O chefe do Estado-Maior das Forças de Defesa de Israel (FDI), Eyal Zamir, defendeu nesta quinta-feira que os combates contra o partido-milícia xiita libanês Hezbollah não são um conflito “secundário”, mas uma “guerra em uma frente principal” e anunciou o envio de tropas adicionais para a fronteira com o Líbano.

“A guerra contra o Hezbollah é uma guerra em outra frente principal, não em um cenário secundário”, afirmou durante uma visita ao Comando Norte do Exército israelense, na qual também se referiu à decisão de não alertar sobre os ataques combinados do Irã e do grupo xiita durante a madrugada contra território israelense.

“Frustramos as intenções do Hezbollah e neutralizamos a maior parte da ameaça em questão de minutos”, destacou Zamir sobre as ações das forças israelenses, para em seguida pedir desculpas pela “sensação de falta de clareza entre a população em relação às diretrizes defensivas”.

“Se houve um erro, e meu ponto de partida é que houve, eu, como chefe do Estado-Maior, sou responsável por tudo”, acrescentou, antes de garantir que “a confiança da população é o ativo mais importante das FDI, e se ela foi prejudicada, vamos investigar e aprender”.

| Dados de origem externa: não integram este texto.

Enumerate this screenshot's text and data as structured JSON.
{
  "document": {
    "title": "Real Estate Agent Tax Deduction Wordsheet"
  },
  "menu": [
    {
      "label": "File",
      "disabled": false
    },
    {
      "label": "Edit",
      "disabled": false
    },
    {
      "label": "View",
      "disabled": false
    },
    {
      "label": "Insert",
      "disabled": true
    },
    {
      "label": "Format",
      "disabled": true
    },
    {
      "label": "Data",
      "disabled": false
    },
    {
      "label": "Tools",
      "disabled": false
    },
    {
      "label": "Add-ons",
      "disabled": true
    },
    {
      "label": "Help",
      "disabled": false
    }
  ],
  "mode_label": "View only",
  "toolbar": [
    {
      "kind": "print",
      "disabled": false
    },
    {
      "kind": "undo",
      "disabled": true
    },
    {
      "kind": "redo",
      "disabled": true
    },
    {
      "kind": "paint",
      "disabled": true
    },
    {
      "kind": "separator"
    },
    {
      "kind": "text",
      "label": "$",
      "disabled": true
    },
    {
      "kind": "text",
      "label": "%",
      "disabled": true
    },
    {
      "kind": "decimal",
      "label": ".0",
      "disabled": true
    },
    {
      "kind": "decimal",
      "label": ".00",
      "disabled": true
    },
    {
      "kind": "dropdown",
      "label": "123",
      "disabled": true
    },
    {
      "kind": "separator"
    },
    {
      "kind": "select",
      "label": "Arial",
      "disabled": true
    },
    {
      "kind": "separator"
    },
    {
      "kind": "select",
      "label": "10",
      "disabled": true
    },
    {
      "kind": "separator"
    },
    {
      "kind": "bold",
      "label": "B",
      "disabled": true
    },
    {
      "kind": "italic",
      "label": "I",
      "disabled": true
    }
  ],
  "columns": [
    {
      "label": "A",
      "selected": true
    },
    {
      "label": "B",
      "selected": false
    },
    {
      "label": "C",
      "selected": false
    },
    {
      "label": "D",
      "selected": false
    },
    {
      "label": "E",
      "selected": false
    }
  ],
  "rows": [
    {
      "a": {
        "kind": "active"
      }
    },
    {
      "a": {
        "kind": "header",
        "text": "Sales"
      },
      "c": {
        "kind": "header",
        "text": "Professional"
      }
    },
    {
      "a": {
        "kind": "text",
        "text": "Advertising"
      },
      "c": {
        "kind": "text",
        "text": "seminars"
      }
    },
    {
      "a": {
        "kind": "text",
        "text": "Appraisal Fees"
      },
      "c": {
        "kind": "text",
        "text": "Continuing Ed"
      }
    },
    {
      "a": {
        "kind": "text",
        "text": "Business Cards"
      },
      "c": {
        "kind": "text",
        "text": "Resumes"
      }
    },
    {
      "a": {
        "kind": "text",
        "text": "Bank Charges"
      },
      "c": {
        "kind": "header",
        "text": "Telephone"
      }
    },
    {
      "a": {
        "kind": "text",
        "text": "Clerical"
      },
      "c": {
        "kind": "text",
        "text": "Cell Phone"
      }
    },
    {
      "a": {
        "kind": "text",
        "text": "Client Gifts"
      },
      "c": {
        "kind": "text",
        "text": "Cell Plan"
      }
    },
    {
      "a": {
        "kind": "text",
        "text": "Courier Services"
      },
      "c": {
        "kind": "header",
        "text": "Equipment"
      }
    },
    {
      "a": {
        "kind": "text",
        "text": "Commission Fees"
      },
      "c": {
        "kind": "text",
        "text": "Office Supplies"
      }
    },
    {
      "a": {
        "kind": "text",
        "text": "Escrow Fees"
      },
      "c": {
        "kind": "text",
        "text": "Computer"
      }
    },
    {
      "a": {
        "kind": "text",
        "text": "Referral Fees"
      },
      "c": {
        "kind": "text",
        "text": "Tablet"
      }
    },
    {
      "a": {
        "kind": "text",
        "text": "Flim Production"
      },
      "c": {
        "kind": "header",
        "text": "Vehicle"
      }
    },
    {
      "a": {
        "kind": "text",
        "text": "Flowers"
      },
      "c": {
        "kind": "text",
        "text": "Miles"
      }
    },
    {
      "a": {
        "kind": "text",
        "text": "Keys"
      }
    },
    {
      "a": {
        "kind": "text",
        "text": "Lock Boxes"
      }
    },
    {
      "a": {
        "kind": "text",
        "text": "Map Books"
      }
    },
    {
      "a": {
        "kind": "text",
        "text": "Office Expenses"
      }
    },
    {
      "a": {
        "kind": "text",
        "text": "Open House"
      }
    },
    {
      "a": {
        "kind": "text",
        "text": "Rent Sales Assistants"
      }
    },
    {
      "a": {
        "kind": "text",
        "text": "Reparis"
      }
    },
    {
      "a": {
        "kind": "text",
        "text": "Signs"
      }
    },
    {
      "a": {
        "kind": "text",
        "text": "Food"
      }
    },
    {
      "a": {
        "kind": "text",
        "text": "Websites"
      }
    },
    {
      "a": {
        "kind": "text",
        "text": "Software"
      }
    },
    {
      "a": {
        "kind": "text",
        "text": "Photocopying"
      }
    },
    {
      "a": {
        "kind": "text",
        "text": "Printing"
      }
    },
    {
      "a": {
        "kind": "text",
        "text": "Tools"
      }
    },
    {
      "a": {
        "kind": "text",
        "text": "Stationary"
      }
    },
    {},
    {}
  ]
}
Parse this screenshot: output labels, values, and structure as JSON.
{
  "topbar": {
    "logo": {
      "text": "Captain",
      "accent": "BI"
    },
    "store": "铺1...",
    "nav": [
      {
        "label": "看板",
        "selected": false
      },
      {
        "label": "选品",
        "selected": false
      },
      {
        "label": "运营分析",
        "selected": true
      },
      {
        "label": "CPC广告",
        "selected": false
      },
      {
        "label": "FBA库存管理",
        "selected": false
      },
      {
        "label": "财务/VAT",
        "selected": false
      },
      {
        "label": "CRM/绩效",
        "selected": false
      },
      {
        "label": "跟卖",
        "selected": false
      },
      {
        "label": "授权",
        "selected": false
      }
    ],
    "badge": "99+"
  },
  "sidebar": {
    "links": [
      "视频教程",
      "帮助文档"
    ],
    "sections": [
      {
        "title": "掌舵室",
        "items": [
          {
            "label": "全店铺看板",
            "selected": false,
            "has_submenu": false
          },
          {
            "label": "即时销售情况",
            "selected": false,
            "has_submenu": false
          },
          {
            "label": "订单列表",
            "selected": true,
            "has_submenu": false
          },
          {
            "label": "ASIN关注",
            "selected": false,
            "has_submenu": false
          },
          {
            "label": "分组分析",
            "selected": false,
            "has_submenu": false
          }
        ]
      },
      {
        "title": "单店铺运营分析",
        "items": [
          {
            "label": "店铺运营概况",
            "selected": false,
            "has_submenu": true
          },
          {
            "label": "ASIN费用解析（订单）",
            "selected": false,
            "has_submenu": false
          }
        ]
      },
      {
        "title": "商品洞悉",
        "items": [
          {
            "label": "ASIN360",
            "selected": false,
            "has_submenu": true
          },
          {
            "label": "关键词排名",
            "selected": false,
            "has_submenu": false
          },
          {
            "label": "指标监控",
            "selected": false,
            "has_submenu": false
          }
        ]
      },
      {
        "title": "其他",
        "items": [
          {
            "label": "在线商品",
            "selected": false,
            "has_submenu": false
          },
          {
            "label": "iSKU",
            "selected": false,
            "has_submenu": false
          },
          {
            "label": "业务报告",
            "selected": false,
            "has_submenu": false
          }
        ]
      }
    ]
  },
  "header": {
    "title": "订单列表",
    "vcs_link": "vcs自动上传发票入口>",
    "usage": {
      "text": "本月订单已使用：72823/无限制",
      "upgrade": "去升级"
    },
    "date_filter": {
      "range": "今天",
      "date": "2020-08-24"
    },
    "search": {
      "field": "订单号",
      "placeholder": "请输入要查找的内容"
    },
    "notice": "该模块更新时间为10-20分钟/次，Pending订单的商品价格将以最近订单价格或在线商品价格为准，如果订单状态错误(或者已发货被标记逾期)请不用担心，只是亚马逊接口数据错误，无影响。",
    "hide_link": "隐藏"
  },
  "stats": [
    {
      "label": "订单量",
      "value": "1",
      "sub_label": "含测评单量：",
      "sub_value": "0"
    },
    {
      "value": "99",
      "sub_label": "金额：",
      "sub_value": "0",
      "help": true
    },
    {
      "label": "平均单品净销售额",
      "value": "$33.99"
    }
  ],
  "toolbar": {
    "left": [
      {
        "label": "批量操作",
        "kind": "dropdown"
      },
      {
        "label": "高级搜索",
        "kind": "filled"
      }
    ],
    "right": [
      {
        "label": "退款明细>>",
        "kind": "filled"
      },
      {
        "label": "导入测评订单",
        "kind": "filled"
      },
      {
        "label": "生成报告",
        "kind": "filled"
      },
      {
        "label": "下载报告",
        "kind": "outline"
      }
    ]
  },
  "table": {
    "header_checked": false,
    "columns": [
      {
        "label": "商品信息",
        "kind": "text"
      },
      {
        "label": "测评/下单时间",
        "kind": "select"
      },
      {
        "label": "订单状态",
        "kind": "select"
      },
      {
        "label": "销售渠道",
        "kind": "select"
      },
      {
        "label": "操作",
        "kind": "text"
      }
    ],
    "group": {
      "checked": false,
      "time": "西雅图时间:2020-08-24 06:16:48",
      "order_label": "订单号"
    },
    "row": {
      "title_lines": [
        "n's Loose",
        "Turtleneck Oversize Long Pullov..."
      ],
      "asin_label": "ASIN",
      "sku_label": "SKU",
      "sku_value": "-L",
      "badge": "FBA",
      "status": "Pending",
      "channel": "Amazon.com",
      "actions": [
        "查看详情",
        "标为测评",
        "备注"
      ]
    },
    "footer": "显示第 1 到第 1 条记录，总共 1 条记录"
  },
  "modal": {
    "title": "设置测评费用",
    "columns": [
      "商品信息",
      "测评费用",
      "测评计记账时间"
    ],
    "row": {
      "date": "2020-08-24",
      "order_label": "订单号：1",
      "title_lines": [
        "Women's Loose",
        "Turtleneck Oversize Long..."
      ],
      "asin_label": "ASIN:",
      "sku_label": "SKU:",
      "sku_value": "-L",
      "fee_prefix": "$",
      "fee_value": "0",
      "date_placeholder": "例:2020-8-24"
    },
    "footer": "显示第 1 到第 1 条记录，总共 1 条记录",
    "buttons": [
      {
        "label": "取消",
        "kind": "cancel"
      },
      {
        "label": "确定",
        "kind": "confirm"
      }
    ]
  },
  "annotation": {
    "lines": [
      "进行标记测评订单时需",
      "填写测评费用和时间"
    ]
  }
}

ATAQUE CONTRA LÍDER DA GUARDA REVOLUCIONÁRIA O Exército israelense anunciou nesta quinta-feira a morte em um bombardeio de um suposto membro da Guarda Revolucionária do Irã, descrito como “pilar fundamental da Divisão (Hussein) e da organização terrorista Hezbollah”, juntamente com outros dois altos cargos dessas forças.

As FDI identificaram o comandante como Ali Muslim Tabaja, que “participou no processo de reconstrução da organização terrorista Hezbollah e manteve um contacto contínuo e estreito com altos cargos do eixo e com fatores iranianos”, enquanto os outros membros mortos no mesmo ataque são Yihad al Spira, comandante adjunto, e Sajid al Handesa, responsável pelos drones da Divisão.

O Exército israelense, que se gabou de ter desferido um “duro golpe” ao Hezbollah, anunciou também a morte de Abu Ali Ryan, comandante da Força Radwan do Hezbollah no sul do Líbano, num ataque realizado no sábado passado contra Haruf, localidade situada na província de Nabatiyé. Dentro do grupo xiita, ele era responsável por “coordenar as operações, recrutar operativos e gerenciar a cadeia de abastecimento de armas”.

As autoridades libanesas elevaram para cerca de 700 o número de mortos devido à onda de bombardeios lançados por Israel, que também destacou militares em várias zonas do sul do Líbano, numa nova invasão que agora o ministro da Defesa israelense, Israel Katz, ameaça expandir territorialmente.

Israel já havia lançado dezenas de bombardeios contra o Líbano nos últimos meses, apesar do cessar-fogo alcançado em novembro de 2024, argumentando que age contra as atividades do Hezbollah e garantindo que, por isso, não viola o pacto, embora tanto as autoridades libanesas quanto o grupo tenham se mostrado críticos a essas ações, igualmente condenadas pelas Nações Unidas.

O cessar-fogo previa que tanto Israel quanto o Hezbollah deveriam retirar suas tropas do sul do Líbano. No entanto, o Exército israelense manteve cinco postos no território de seu país vizinho, algo também criticado por Beirute e pelo grupo xiita, que exigem o fim desse destacamento.